American racing driver (born 1923)

Raymond Brown (October 13, 1923 – August 19, 1989) was a pioneering driver of Dirt Modified stock cars and later a standout open-cockpit Midget racer. From 1951 to 1959, Brown recorded 43 victories at the Orange County Fair Speedway in Middletown, New York, and claimed three track championships.

==Racing career==
Following his service in World War II, Brown started out racing stock cars — junkyard-refugee jalopies. He successfully competed in New York at Arlington, Empire Raceway in Menands, Freeport Stadium, Peekskill Stadium, Pine Bowl Speedway in Snyders Corners, and Rhinebeck; as well as Candlelight Stadium in Bridgeport, Connecticut; Nazareth Speedway, Pennsylvania; and Morristown Raceway in New Jersey. Brown won the inaugural race at Old Bridge Stadium, New Jersey, in 1953 and was crowned the first track champion. He was also the 1950 champion at Riverside Park Speedway, Massachusetts.

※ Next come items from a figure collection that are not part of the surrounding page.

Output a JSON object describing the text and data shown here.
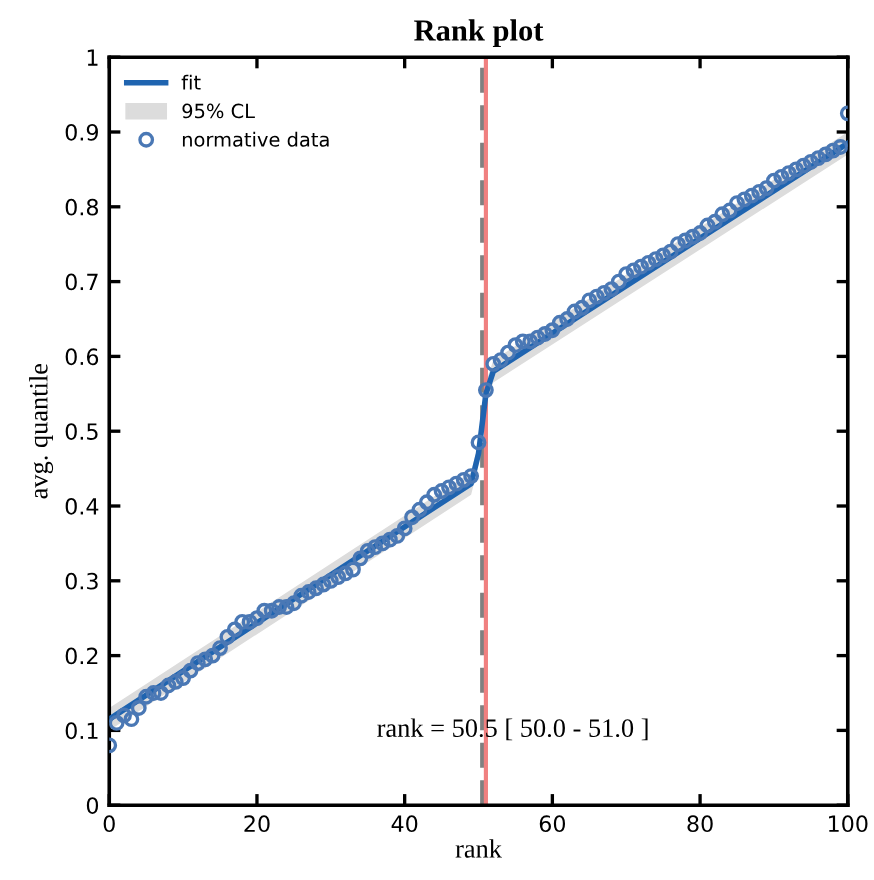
{
  "chart_data": {
    "type": "scatter",
    "title": "Rank plot",
    "xlabel": "rank",
    "ylabel": "avg. quantile",
    "xlim": [
      0,
      100
    ],
    "xticks": [
      0,
      20,
      40,
      60,
      80,
      100
    ],
    "ylim": [
      0,
      1
    ],
    "yticks": [
      0,
      0.1,
      0.2,
      0.3,
      0.4,
      0.5,
      0.6,
      0.7,
      0.8,
      0.9,
      1
    ],
    "grid": false,
    "legend": "top left",
    "series": [
      {
        "name": "fit",
        "type": "line",
        "color": "#1f64b0",
        "marker": "none",
        "x": [
          0,
          49,
          50,
          51,
          52,
          100
        ],
        "values": [
          0.115,
          0.43,
          0.47,
          0.55,
          0.58,
          0.885
        ],
        "lower": [
          0.1,
          0.415,
          0.455,
          0.535,
          0.565,
          0.87
        ],
        "upper": [
          0.13,
          0.445,
          0.485,
          0.565,
          0.595,
          0.9
        ]
      },
      {
        "name": "95% CL",
        "type": "area",
        "color": "#dcdcdc"
      },
      {
        "name": "normative data",
        "color": "#4a78b5",
        "marker": "circle",
        "x": [
          0,
          1,
          2,
          3,
          4,
          5,
          6,
          7,
          8,
          9,
          10,
          11,
          12,
          13,
          14,
          15,
          16,
          17,
          18,
          19,
          20,
          21,
          22,
          23,
          24,
          25,
          26,
          27,
          28,
          29,
          30,
          31,
          32,
          33,
          34,
          35,
          36,
          37,
          38,
          39,
          40,
          41,
          42,
          43,
          44,
          45,
          46,
          47,
          48,
          49,
          50,
          51,
          52,
          53,
          54,
          55,
          56,
          57,
          58,
          59,
          60,
          61,
          62,
          63,
          64,
          65,
          66,
          67,
          68,
          69,
          70,
          71,
          72,
          73,
          74,
          75,
          76,
          77,
          78,
          79,
          80,
          81,
          82,
          83,
          84,
          85,
          86,
          87,
          88,
          89,
          90,
          91,
          92,
          93,
          94,
          95,
          96,
          97,
          98,
          99,
          100
        ],
        "values": [
          0.08,
          0.11,
          0.12,
          0.115,
          0.13,
          0.145,
          0.15,
          0.15,
          0.16,
          0.165,
          0.17,
          0.18,
          0.19,
          0.195,
          0.2,
          0.21,
          0.225,
          0.235,
          0.245,
          0.245,
          0.25,
          0.26,
          0.26,
          0.265,
          0.265,
          0.27,
          0.28,
          0.285,
          0.29,
          0.295,
          0.3,
          0.305,
          0.31,
          0.315,
          0.33,
          0.34,
          0.345,
          0.35,
          0.355,
          0.36,
          0.37,
          0.385,
          0.395,
          0.405,
          0.415,
          0.42,
          0.425,
          0.43,
          0.435,
          0.44,
          0.485,
          0.555,
          0.59,
          0.595,
          0.605,
          0.615,
          0.62,
          0.62,
          0.625,
          0.63,
          0.635,
          0.645,
          0.65,
          0.66,
          0.665,
          0.675,
          0.68,
          0.685,
          0.69,
          0.7,
          0.71,
          0.715,
          0.72,
          0.725,
          0.73,
          0.735,
          0.74,
          0.75,
          0.755,
          0.76,
          0.765,
          0.775,
          0.78,
          0.79,
          0.795,
          0.805,
          0.81,
          0.815,
          0.82,
          0.825,
          0.835,
          0.84,
          0.845,
          0.85,
          0.855,
          0.86,
          0.865,
          0.87,
          0.875,
          0.88,
          0.925
        ]
      }
    ],
    "ref_lines": [
      {
        "axis": "x",
        "value": 50.5,
        "color": "#808080",
        "line_style": "dashed"
      },
      {
        "axis": "x",
        "value": 51.0,
        "color": "#f08080",
        "line_style": "solid"
      }
    ],
    "annotations": [
      {
        "text": "rank = 50.5 [ 50.0 - 51.0 ]",
        "x": 50.5,
        "y": 0.1
      }
    ]
  }
}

Following the 1959 season, Brown sold off everything to sign on as a Midget racer with the American Racing Drivers Club, winning 7 of his first 9 at Williams Grove Speedway, Pennsylvania, as well as events at Old Bridge Stadium, Reading Fairgrounds Speedway in Pennsylvania, and Victory/Orange County Fair Speedway. He won 27 Midget features from 1960 to 1967, retiring after he was involved in a motorcycle accident that seriously injured one of his legs.

Brown was inducted into the Eastern Motorsports Press Association and the Northeast Dirt Modified Halls of Fame.